KUCHING: Any decision to allow Parti Pribumi Bersatu Malaysia (Bersatu) to field candidates in the next state election would reflect very badly on the state’s ruling coalition Gabungan Parti Sarawak (GPS), said political analyst Prof James Chin.
He said such a move, if materialised, could precipitate federal interference in the running of state affairs.
“GPS always says it stands for ‘Sarawak First’, but if it allows Bersatu to stand, it means that it is allowing the federal side to interfere in local Sarawak politics.
“Secondly, if GPS allows Bersatu to stand, other parties like Umno would want to come in as well. They may say: ‘If Bersatu is allowed to come in, why can’t you let us in?’.

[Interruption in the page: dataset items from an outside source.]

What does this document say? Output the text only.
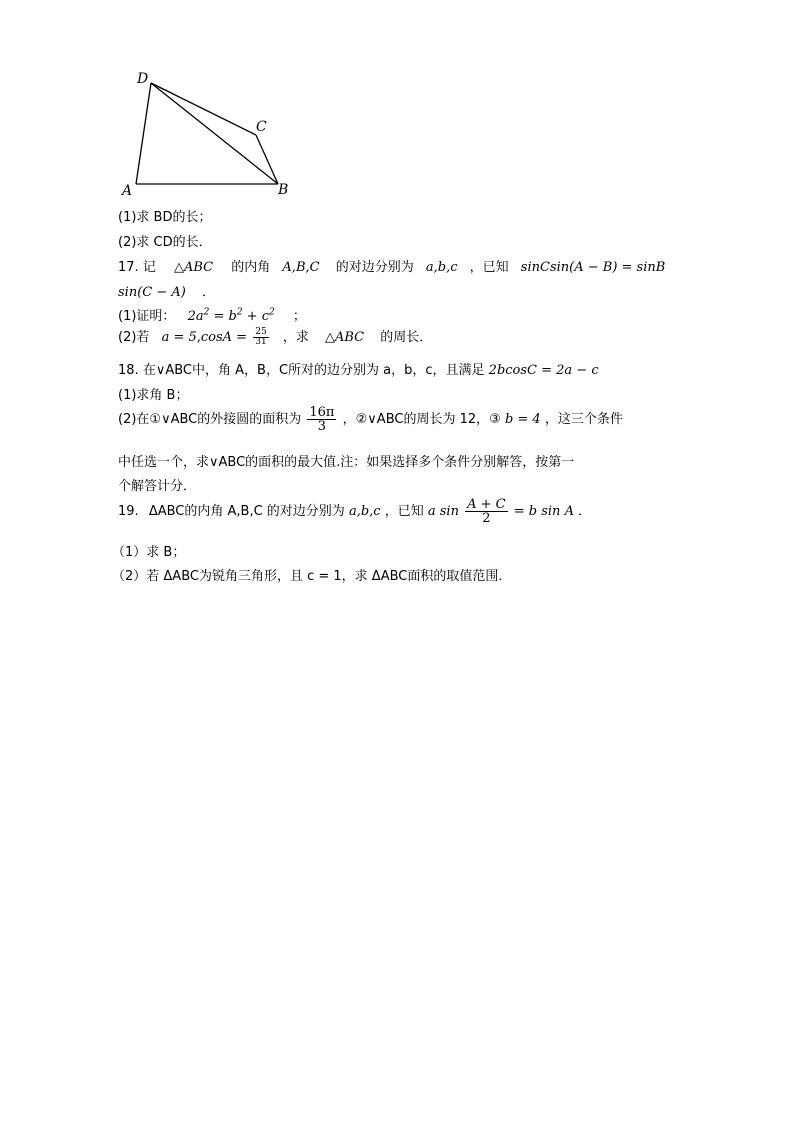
D
C
A	B
(1)求 BD的长；
(2)求 CD的长．
17. 记 △ABC 的内角 A,B,C 的对边分别为 a,b,c ，已知 sinCsin(A − B) = sinB
sin(C − A) ．
(1)证明： $2a^2 = b^2 + c^2$ ；
(2)若 $a = 5,\cos A = \frac{25}{31}$ ，求 △ABC 的周长．
18. 在∨ABC中，角 A，B，C所对的边分别为 a，b，c，且满足 2bcosC = 2a − c
(1)求角 B；
(2)在①∨ABC的外接圆的面积为 $\frac{16\pi}{3}$ ，②∨ABC的周长为 12，③ b = 4 ，这三个条件
中任选一个，求∨ABC的面积的最大值.注：如果选择多个条件分别解答，按第一
个解答计分．
19. ΔABC的内角 A,B,C 的对边分别为 a,b,c ，已知 a $\sin \frac{A + C}{2} = b$ sin A ．
（1）求 B；
（2）若 ΔABC为锐角三角形，且 c = 1，求 ΔABC面积的取值范围．
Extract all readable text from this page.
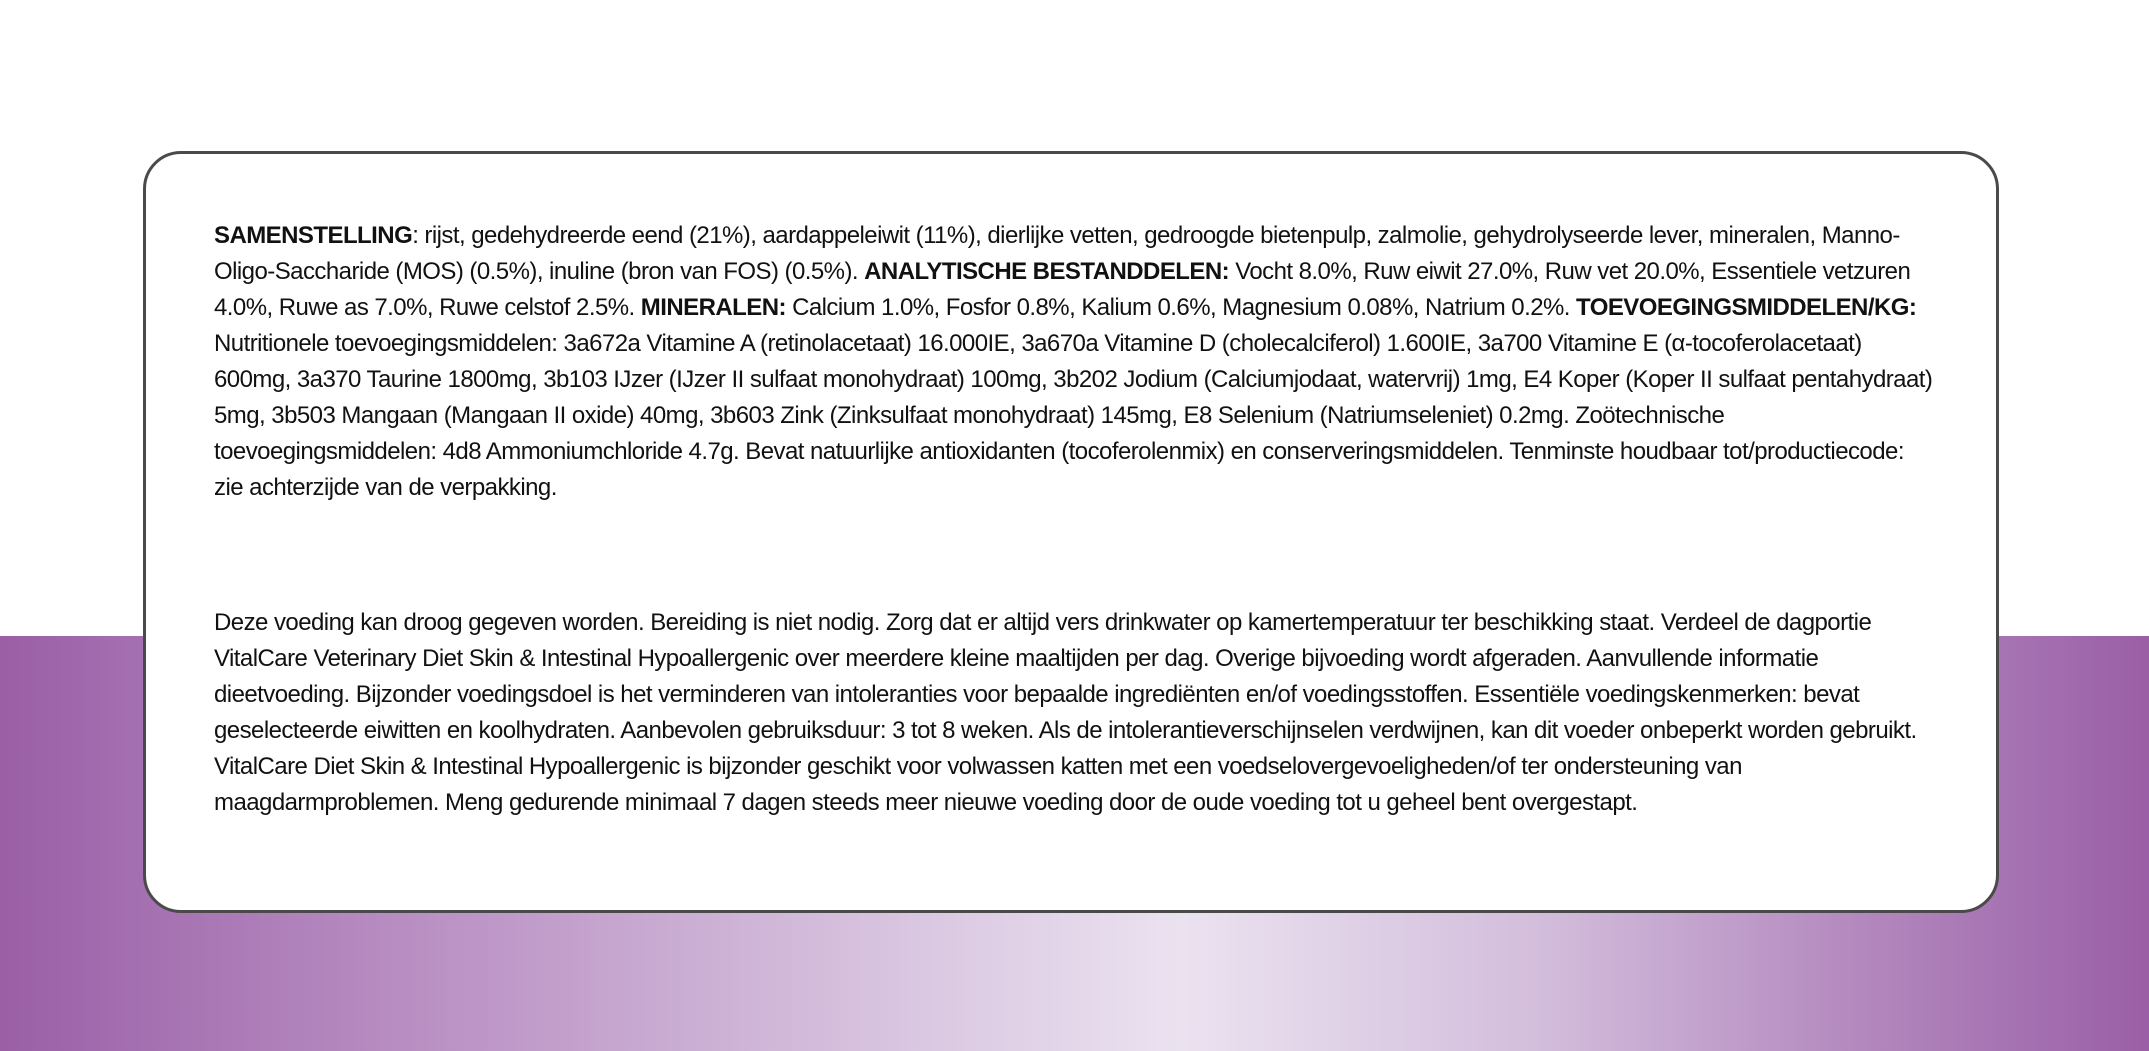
SAMENSTELLING: rijst, gedehydreerde eend (21%), aardappeleiwit (11%), dierlijke vetten, gedroogde bietenpulp, zalmolie, gehydrolyseerde lever, mineralen, Manno-Oligo-Saccharide (MOS) (0.5%), inuline (bron van FOS) (0.5%). ANALYTISCHE BESTANDDELEN: Vocht 8.0%, Ruw eiwit 27.0%, Ruw vet 20.0%, Essentiele vetzuren 4.0%, Ruwe as 7.0%, Ruwe celstof 2.5%. MINERALEN: Calcium 1.0%, Fosfor 0.8%, Kalium 0.6%, Magnesium 0.08%, Natrium 0.2%. TOEVOEGINGSMIDDELEN/KG: Nutritionele toevoegingsmiddelen: 3a672a Vitamine A (retinolacetaat) 16.000IE, 3a670a Vitamine D (cholecalciferol) 1.600IE, 3a700 Vitamine E (α-tocoferolacetaat) 600mg, 3a370 Taurine 1800mg, 3b103 IJzer (IJzer II sulfaat monohydraat) 100mg, 3b202 Jodium (Calciumjodaat, watervrij) 1mg, E4 Koper (Koper II sulfaat pentahydraat) 5mg, 3b503 Mangaan (Mangaan II oxide) 40mg, 3b603 Zink (Zinksulfaat monohydraat) 145mg, E8 Selenium (Natriumseleniet) 0.2mg. Zoötechnische toevoegingsmiddelen: 4d8 Ammoniumchloride 4.7g. Bevat natuurlijke antioxidanten (tocoferolenmix) en conserveringsmiddelen. Tenminste houdbaar tot/productiecode: zie achterzijde van de verpakking.
Deze voeding kan droog gegeven worden. Bereiding is niet nodig. Zorg dat er altijd vers drinkwater op kamertemperatuur ter beschikking staat. Verdeel de dagportie VitalCare Veterinary Diet Skin & Intestinal Hypoallergenic over meerdere kleine maaltijden per dag. Overige bijvoeding wordt afgeraden. Aanvullende informatie dieetvoeding. Bijzonder voedingsdoel is het verminderen van intoleranties voor bepaalde ingrediënten en/of voedingsstoffen. Essentiële voedingskenmerken: bevat geselecteerde eiwitten en koolhydraten. Aanbevolen gebruiksduur: 3 tot 8 weken. Als de intolerantieverschijnselen verdwijnen, kan dit voeder onbeperkt worden gebruikt. VitalCare Diet Skin & Intestinal Hypoallergenic is bijzonder geschikt voor volwassen katten met een voedselovergevoeligheden/of ter ondersteuning van maagdarmproblemen. Meng gedurende minimaal 7 dagen steeds meer nieuwe voeding door de oude voeding tot u geheel bent overgestapt.
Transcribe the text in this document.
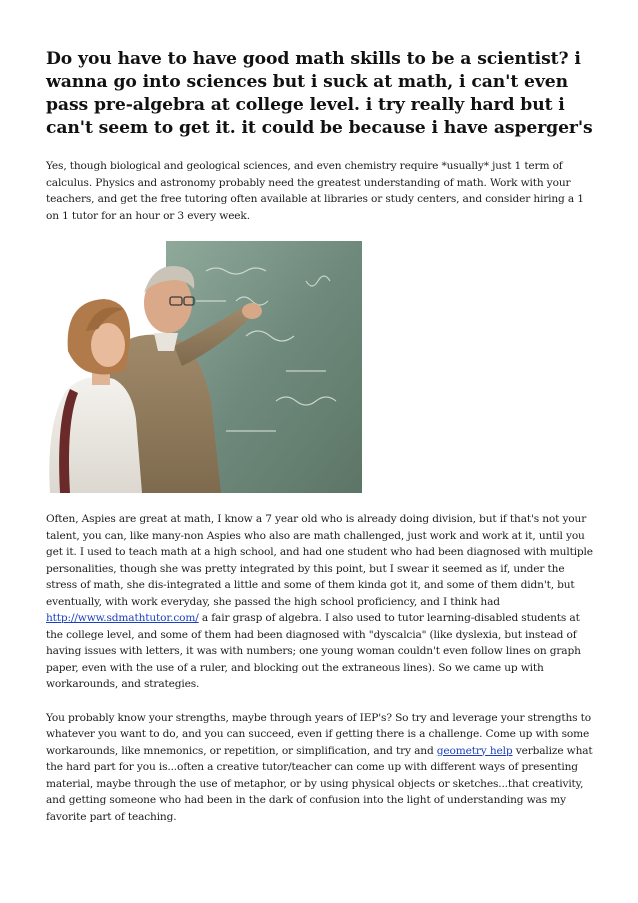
Do you have to have good math skills to be a scientist? i wanna go into sciences but i suck at math, i can't even pass pre-algebra at college level. i try really hard but i can't seem to get it. it could be because i have asperger's

Yes, though biological and geological sciences, and even chemistry require *usually* just 1 term of calculus. Physics and astronomy probably need the greatest understanding of math. Work with your teachers, and get the free tutoring often available at libraries or study centers, and consider hiring a 1 on 1 tutor for an hour or 3 every week.

Often, Aspies are great at math, I know a 7 year old who is already doing division, but if that's not your talent, you can, like many-non Aspies who also are math challenged, just work and work at it, until you get it. I used to teach math at a high school, and had one student who had been diagnosed with multiple personalities, though she was pretty integrated by this point, but I swear it seemed as if, under the stress of math, she dis-integrated a little and some of them kinda got it, and some of them didn't, but eventually, with work everyday, she passed the high school proficiency, and I think had http://www.sdmathtutor.com/ a fair grasp of algebra. I also used to tutor learning-disabled students at the college level, and some of them had been diagnosed with "dyscalcia" (like dyslexia, but instead of having issues with letters, it was with numbers; one young woman couldn't even follow lines on graph paper, even with the use of a ruler, and blocking out the extraneous lines). So we came up with workarounds, and strategies.

You probably know your strengths, maybe through years of IEP's? So try and leverage your strengths to whatever you want to do, and you can succeed, even if getting there is a challenge. Come up with some workarounds, like mnemonics, or repetition, or simplification, and try and geometry help verbalize what the hard part for you is...often a creative tutor/teacher can come up with different ways of presenting material, maybe through the use of metaphor, or by using physical objects or sketches...that creativity, and getting someone who had been in the dark of confusion into the light of understanding was my favorite part of teaching.
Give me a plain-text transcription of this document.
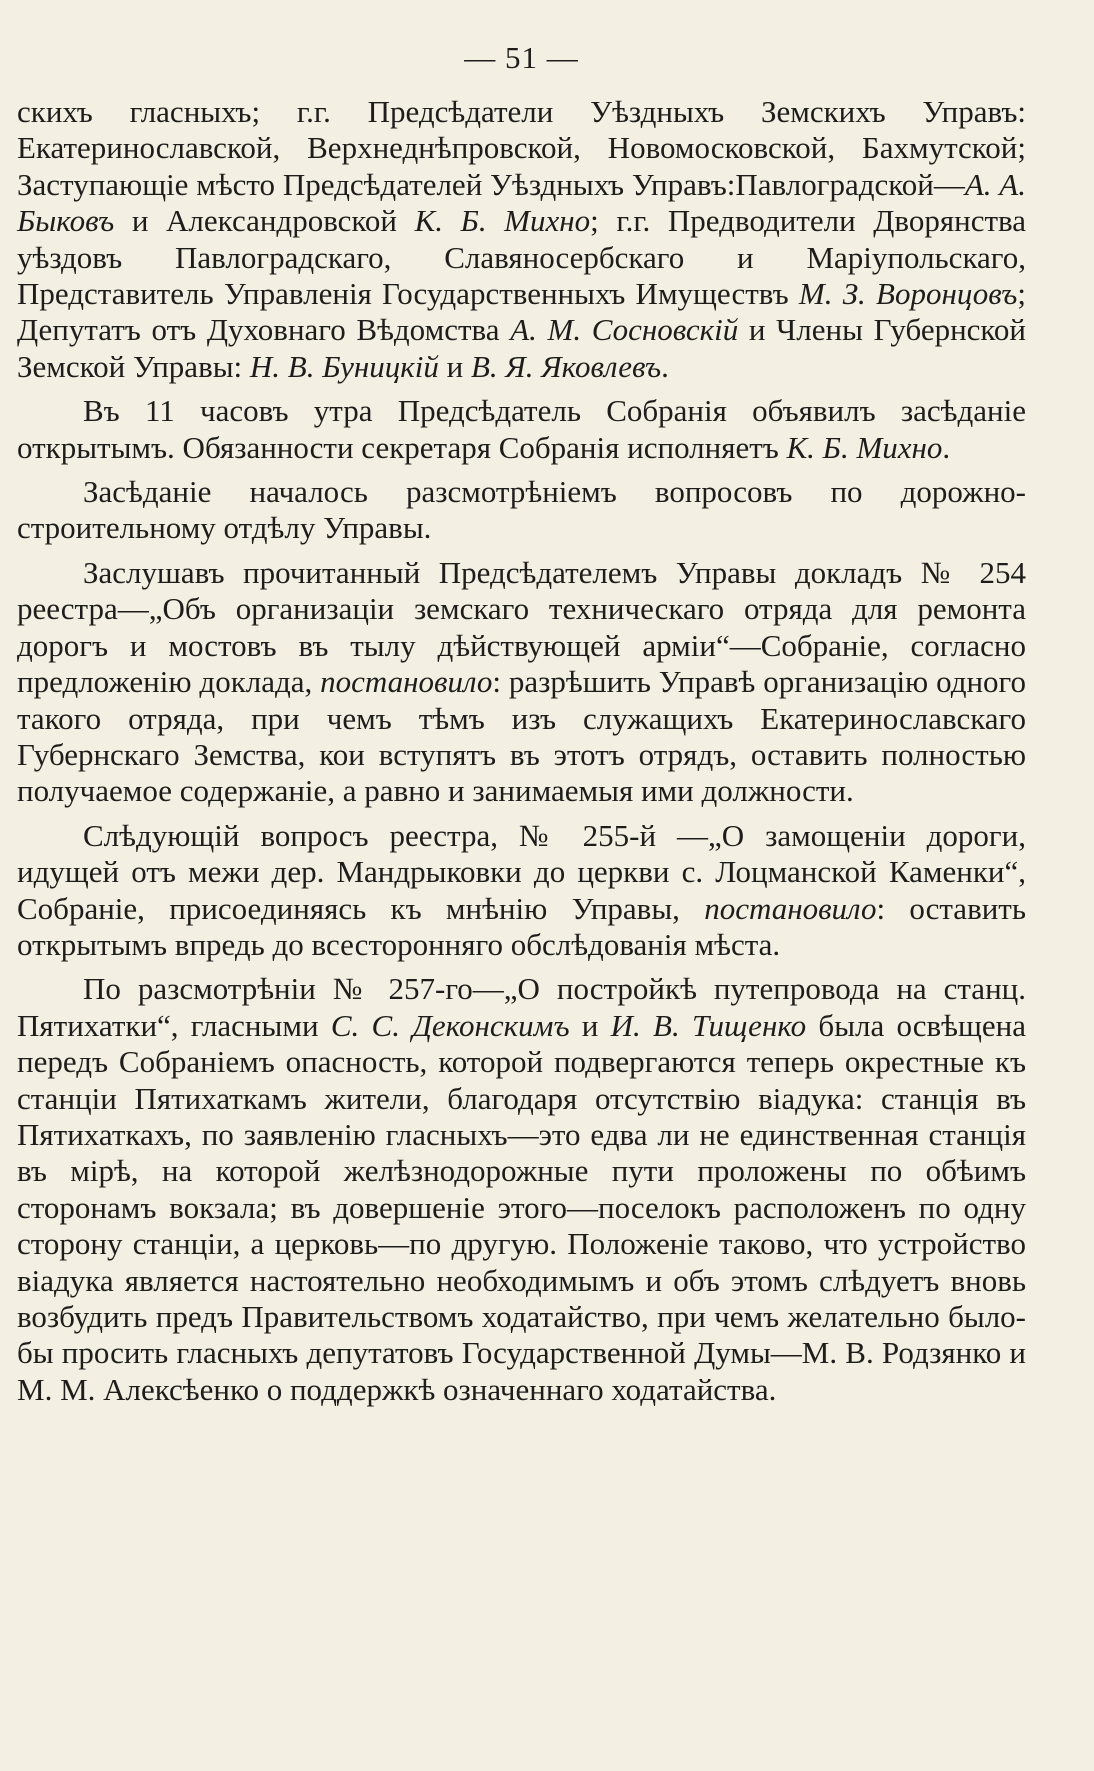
— 51 —

скихъ гласныхъ; г.г. Предсѣдатели Уѣздныхъ Земскихъ Управъ: Екатеринославской, Верхнеднѣпровской, Новомосковской, Бахмутской; Заступающіе мѣсто Предсѣдателей Уѣздныхъ Управъ:Павлоградской—А. А. Быковъ и Александровской К. Б. Михно; г.г. Предводители Дворянства уѣздовъ Павлоградскаго, Славяносербскаго и Маріупольскаго, Представитель Управленія Государственныхъ Имуществъ М. З. Воронцовъ; Депутатъ отъ Духовнаго Вѣдомства А. М. Сосновскій и Члены Губернской Земской Управы: Н. В. Буницкій и В. Я. Яковлевъ.

Въ 11 часовъ утра Предсѣдатель Собранія объявилъ засѣданіе открытымъ. Обязанности секретаря Собранія исполняетъ К. Б. Михно.

Засѣданіе началось разсмотрѣніемъ вопросовъ по дорожно-строительному отдѣлу Управы.

Заслушавъ прочитанный Предсѣдателемъ Управы докладъ № 254 реестра—„Объ организаціи земскаго техническаго отряда для ремонта дорогъ и мостовъ въ тылу дѣйствующей арміи“—Собраніе, согласно предложенію доклада, постановило: разрѣшить Управѣ организацію одного такого отряда, при чемъ тѣмъ изъ служащихъ Екатеринославскаго Губернскаго Земства, кои вступятъ въ этотъ отрядъ, оставить полностью получаемое содержаніе, а равно и занимаемыя ими должности.

Слѣдующій вопросъ реестра, № 255-й —„О замощеніи дороги, идущей отъ межи дер. Мандрыковки до церкви с. Лоцманской Каменки“, Собраніе, присоединяясь къ мнѣнію Управы, постановило: оставить открытымъ впредь до всесторонняго обслѣдованія мѣста.

По разсмотрѣніи № 257-го—„О постройкѣ путепровода на станц. Пятихатки“, гласными С. С. Деконскимъ и И. В. Тищенко была освѣщена передъ Собраніемъ опасность, которой подвергаются теперь окрестные къ станціи Пятихаткамъ жители, благодаря отсутствію віадука: станція въ Пятихаткахъ, по заявленію гласныхъ—это едва ли не единственная станція въ мірѣ, на которой желѣзнодорожные пути проложены по обѣимъ сторонамъ вокзала; въ довершеніе этого—поселокъ расположенъ по одну сторону станціи, а церковь—по другую. Положеніе таково, что устройство віадука является настоятельно необходимымъ и объ этомъ слѣдуетъ вновь возбудить предъ Правительствомъ ходатайство, при чемъ желательно было-бы просить гласныхъ депутатовъ Государственной Думы—М. В. Родзянко и М. М. Алексѣенко о поддержкѣ означеннаго ходатайства.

“The other parties would follow Bersatu and this would open the floodgates,” he said when contacted yesterday, adding that should this happen, the influx of political parties from Peninsular Malaysia would ‘muddy the waters’ even further.
Chin was asked to comment on news reports quoting GPS parliamentary whip Datuk Seri Fadillah Yusof as saying that GPS would have some understanding with Bersatu and look into how it could accommodate the latter in the next state election.
Fadillah had said that the final stand by GPS on its understanding with Bersatu in facing the state election would be announced by GPS chairman, Chief Minister Datuk Patinggi Abang Johari Tun Openg.
He pointed out that GPS, comprising Parti Pesaka Bumiputera Bersatu (PBB), Sarawak United People’s Party (SUPP), Parti Rakyat Sarawak (PRS), and Progressive Democratic Party (PDP), would definitely contest all 82 seats in the next state polls.
“We (GPS) will have all our candidates for all the state and parliamentary seats in Sarawak, but there will be some understanding with Bersatu.
“We will look into how we can accommodate them (Bersatu).
“It is not for me (to decide), but the final stand will be (announced) by the Chief Minister (Abang Johari),” Fadillah was quoted as saying by Bernama after attending a ‘Malaysia Prihatin’ programme recently.
The next state election is expected to be held after the current nationwide Emergency is lifted this Aug 1.
Bersatu holds one state seat through Krian assemblyman Datuk Ali Biju, who won as a Parti Keadilan Rakyat (PKR) candidate back in the 2016 elections.
Ali, who is also Saratok MP and a federal deputy minister, had joined the group led by Datuk Seri Mohamed Azmin Ali – who quit PKR during the country’s political crisis in February last year – before joining Bersatu in August.
Besides Ali, Puncak Borneo MP Datuk Willie Mongin also quit PKR for Bersatu – currently, he is a federal deputy minister.
Meanwhile, Chin cautioned that accommodating Bersatu would provide the opposition with more ammunition to attack GPS in the state election.
He believed that the move by the Bersatu-led federal government to appeal against the High Court’s decision on the use of the word ‘Allah’ by the Christians would be ‘a big election issue among the Dayak community’.
“I think a lot of Sarawakians would be unhappy if Bersatu came in with GPS’ blessing.
“I would have thought that it would be quite easy for Abang Johari to actually tell Bersatu to stay out of Sarawak because PN (Perikatan Nasional) would actually need the 18 seats or MPs from Sarawak to stay in power,” he said.
Chin also recalled that during Tun Pehin Sri Abdul Taib Mahmud’s era as the Chief Minister of Sarawak, there was a ‘gentleman’s agreement’ with then-prime minister TunDr Mahathir Mohamad for Umno and other Barisan Nasional parties from the peninsula, to stay out of Sarawak politics.
“Should Bersatu or any other PN parties win a state seat in Sarawak, they would probably ask for more seats, especially with the parliamentary election also expected to be held soon.
“Being the ruling party at federal level, Bersatu could be the biggest threat to PBB in Sarawak,” he said.